Эко: После террористического акта все уже больше не такое, как было раньше: в последние дни об этом часто говорили. При этом, прежде всего, описывают человеческую трагедию и говорят о политическом измерении произошедшего. Но последствия случившегося наверное, более зримые: мы потеряли кусочек современной архитектуры.
"FR": Однако теперь Вы жалеете о башнях?
Эко: Я думаю намного шире: может наступило время конца всем небоскребам. Падающие башни поранили психику людей. Башни теперь больше не являются символом силы, возвышающимися соборами капитала. Они - уязвимые громадины, гиганты на глиняных ногах. Вполне вероятно, что в будущем архитекторы больше не будут строить небоскребы, поскольку у людей нет желания жить между такими башнями. Пентагон террористический акт перенес, поскольку это приземистое строение. Вместо того, чтобы строить новые небоскребы мистер Трамп (Trumpf) мог бы купить большой участок в Оклахоме, чтобы строить там огромные приземистые здания. Тем самым, было бы положен конец американским традициям в строительстве делового центра города. Новыми символами мощи стали бы тогда горизонтальные, а не вертикальные постройки. Изменился бы ландшафт города, а вместе с ним и его социальная жизнь.

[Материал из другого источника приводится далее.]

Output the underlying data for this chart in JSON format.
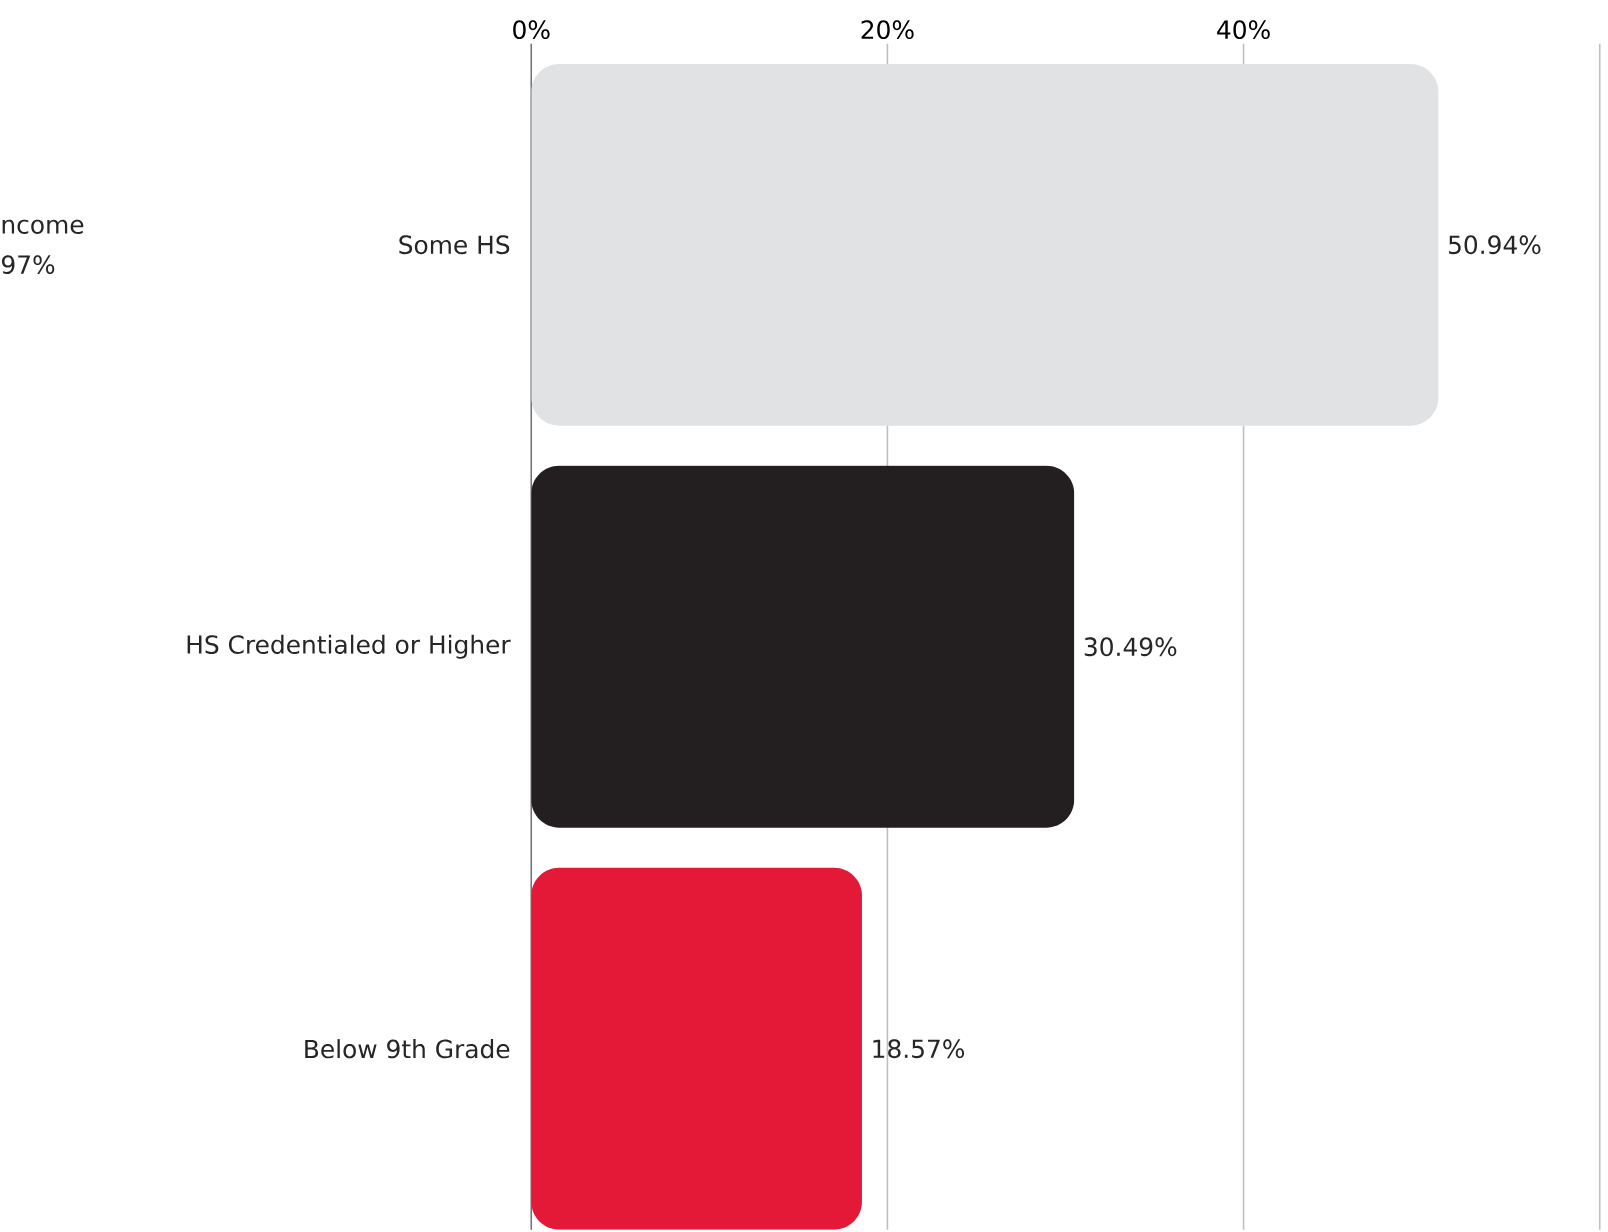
{
  "chart_data": {
    "type": "bar",
    "orientation": "horizontal",
    "categories": [
      "Some HS",
      "HS Credentialed or Higher",
      "Below 9th Grade"
    ],
    "values": [
      50.94,
      30.49,
      18.57
    ],
    "colors": [
      "#e1e2e4",
      "#231f20",
      "#e31937"
    ],
    "value_labels": [
      "50.94%",
      "30.49%",
      "18.57%"
    ],
    "xlim": [
      0,
      60
    ],
    "xticks": [
      {
        "value": 0,
        "label": "0%"
      },
      {
        "value": 20,
        "label": "20%"
      },
      {
        "value": 40,
        "label": "40%"
      },
      {
        "value": 60,
        "label": null
      }
    ],
    "grid": "x",
    "annotations": [
      "ncome",
      "97%"
    ]
  }
}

"FR": Язык тоже уже изменяется. Какое значение имеет в эти дни слово "война"?
Эко: Концепция войны меняется уже последние несколько лет. Война в Персидском заливе была первой в истории человечества, когда она начиналась не для того, чтобы уничтожить врага. С точки зрения традиционной военной логики сумасшедшая, собственно, мысль: ты начинаешь войну, но не хочешь потерять ни единого солдата и хочешь по возможности сохранить жизнь других людей.
"FR": Затем были войны в бывшей Югославии, бомбы, падавшие на Белград "из гуманитарных соображений". Теперь это вписывается в Вашу концепцию войн образца войны в Персидском заливе?
Эко: После террористических актов в США понятие претерпело изменения в очередной раз. В обычной войне врага можно обычно можно испугать угрозой, что он может быть убит. Но теперь мы имеем дело с людьми, которые убивают сами себя. Что тут поделаешь? Система наказания тоже изменилась. До 11 сентября Америка еще была убеждена в том, что смертная казнь кроет в себе потенциал устрашения. Но как можно испугать людей, которые врезаются на самолете в высотный дом? И если это война, то она не направлена ни против конкретного противника, ни против какой-то территории. Это меняет и облик армии. Даже генералы в эти дни уже больше не уверены относительно задач, которые следует выполнять армии.
"FR": Спектр восприятия понятия широк: президент США Буш (Bush) сказал, что США находятся в состоянии "войны". Немецкий канцлер Герхард Шредер (Gerhard Schroeder) говорит осторожно о "Войне, объявленной христианскому миру", французский премьер Лионель Жоспен (Lionel Jospen) не хочет все это назвать "войной", а итальянский премьер Сильвио Берлускони (Silvio Berlusconi) разделяет точку зрения американцев.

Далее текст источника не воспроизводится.